Recent resident here. There is absolutely interest in business of medicine, side hustles. We are very aware of the deficiencies of our perspectives only seeing academic medicine. It's telling though that we have dedicated didactics for all kinds of low yield things but it took one of our residents to give a lecture on basic things like RVUs, CPT codes, comp structures, in order for our residents to learn these concepts. The demand is there.
 
  • Like
Reactions: 4 users
I had a call with a residency program director last week and I am giving a talk soon. Topics of interest "Technology in the Rehab space" "AI and Rehab" "Marketing for new attendings" "How to start a med legal practice". Demand is very much there but residents are now getting a lot of good info from Youtube. Unfortunately the youtube advice is general and might not apply to Physiatry.

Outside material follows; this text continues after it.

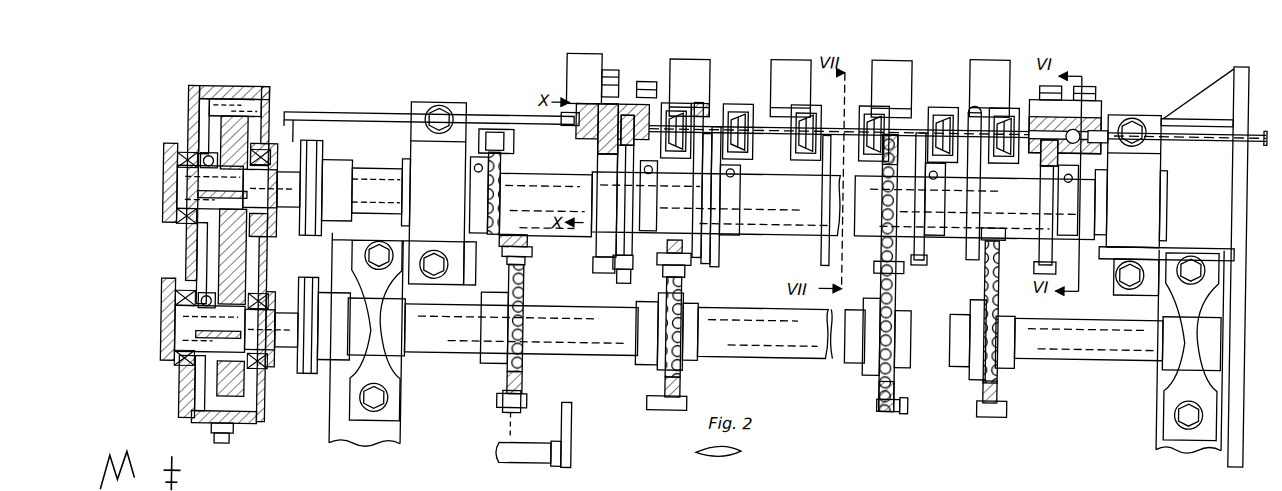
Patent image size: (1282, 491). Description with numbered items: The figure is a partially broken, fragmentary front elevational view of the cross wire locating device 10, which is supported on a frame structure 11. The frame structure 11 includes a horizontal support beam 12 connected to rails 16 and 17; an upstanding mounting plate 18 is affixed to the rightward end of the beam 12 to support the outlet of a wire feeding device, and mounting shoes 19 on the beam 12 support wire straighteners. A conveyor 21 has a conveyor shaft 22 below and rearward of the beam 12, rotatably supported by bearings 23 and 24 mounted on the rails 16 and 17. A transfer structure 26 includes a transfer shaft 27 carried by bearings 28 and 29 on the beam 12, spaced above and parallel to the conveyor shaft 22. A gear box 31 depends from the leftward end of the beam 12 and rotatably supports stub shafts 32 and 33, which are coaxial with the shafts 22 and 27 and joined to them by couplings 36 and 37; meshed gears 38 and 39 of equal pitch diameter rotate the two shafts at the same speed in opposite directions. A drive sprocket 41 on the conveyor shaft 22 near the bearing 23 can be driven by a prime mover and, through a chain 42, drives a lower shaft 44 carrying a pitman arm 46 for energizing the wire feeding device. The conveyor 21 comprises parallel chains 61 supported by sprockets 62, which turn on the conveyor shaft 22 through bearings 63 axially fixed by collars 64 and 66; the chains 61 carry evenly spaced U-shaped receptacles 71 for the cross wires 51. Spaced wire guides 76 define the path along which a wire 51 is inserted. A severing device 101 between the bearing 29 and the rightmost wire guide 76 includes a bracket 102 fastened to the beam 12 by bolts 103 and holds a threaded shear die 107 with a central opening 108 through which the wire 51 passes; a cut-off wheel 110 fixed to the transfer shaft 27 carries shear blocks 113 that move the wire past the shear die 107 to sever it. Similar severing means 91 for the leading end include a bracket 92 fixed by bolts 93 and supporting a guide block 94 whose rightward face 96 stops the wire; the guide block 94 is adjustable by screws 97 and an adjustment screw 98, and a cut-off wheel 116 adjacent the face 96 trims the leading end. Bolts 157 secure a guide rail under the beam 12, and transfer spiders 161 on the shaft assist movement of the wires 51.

Maybe I should start a channel. Always wanted a play button award lol
 
  • Like
Reactions: 8 users
I had a call with a residency program director last week and I am giving a talk soon. Topics of interest "Technology in the Rehab space" "AI and Rehab" "Marketing for new attendings" "How to start a med legal practice". Demand is very much there but residents are now getting a lot of good info from Youtube. Unfortunately the youtube advice is general and might not apply to Physiatry.
Maybe I should start a channel. Always wanted a play button award lol
Which life care planning course did you suggest before? Even though I've started doing life care planning and getting training on the job, I want to get certified. Did you do a specific course? Seems to be a number of them online but dont know which one is good. Any suggestions? Thanks!
 
Which life care planning course did you suggest before? Even though I've started doing life care planning and getting training on the job, I want to get certified. Did you do a specific course? Seems to be a number of them online but dont know which one is good. Any suggestions? Thanks!
There's a number of them out there. I recently completed the course with Aaaceus, and found it to be helpful and convenient.

 
Which life care planning course did you suggest before? Even though I've started doing life care planning and getting training on the job, I want to get certified. Did you do a specific course? Seems to be a number of them online but dont know which one is good. Any suggestions? Thanks!
I did this a while back. Life Care Planning - FIG Education
 
Company. I don't have time to look for cases.
 
I had a call with a residency program director last week and I am giving a talk soon. Topics of interest "Technology in the Rehab space" "AI and Rehab" "Marketing for new attendings" "How to start a med legal practice". Demand is very much there but residents are now getting a lot of good info from Youtube. Unfortunately the youtube advice is general and might not apply to Physiatry.
Maybe I should start a channel. Always wanted a play button award lol
Have you started that YouTube channel yet? Lol
 
haha my son's dream is for me to get a youtube play button. I started 2 new companies so my time has been accounted for lol.